Dienstag, 1. Januar 2008

(la) mesure(s)

... //

Godard counts /

Histoire(s) du cinema does not reduce to propositions. Yet its investigation does discover at least three points:

The first is the visibility of history in the artifactual record. History is visible in exactly the way that cinema is: in and through shared perception, mutual attunements between monteur and audience, connoisseur and community. There are no hidden discourses or ideologies or Zeitgeister. On the contrary, this mode of knowledge is no less (and no more) intimate than your relation to your own hands.

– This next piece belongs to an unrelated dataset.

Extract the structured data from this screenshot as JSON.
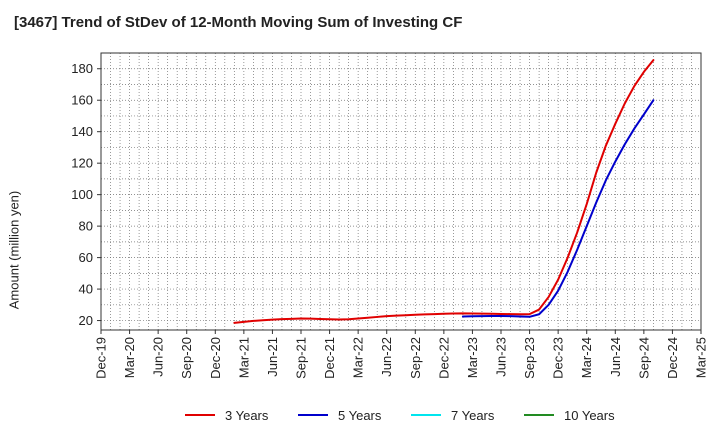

The second point is the priority of montage to any historical project. Technical procedures of combination regulate knowledge of the past, an assertion that does not entail skepticism about the world but the open-ended possibility of its rediscovery. Against the case method of historical criticism, with its arrangement of artefacts into objects of study and supporting evidence, Godard insists that the principle of combination always awaits fresh finding, as a continent, a world, forever new: “Firstly we have to know the meaning of ‘plus’”. The most neglected aspects of historiography - connoiseurship and other technniques of evidence - are, precisely, the ones that count most.

The third point is the ethical implication of monteur and audience. Exactly because montage asks us for universal assent, exactly because the audience will not give it, asking, giving, and withholding come to constitute either community or catastrophy. Testing these rules of agreement is the essence of what Godard calls a politique.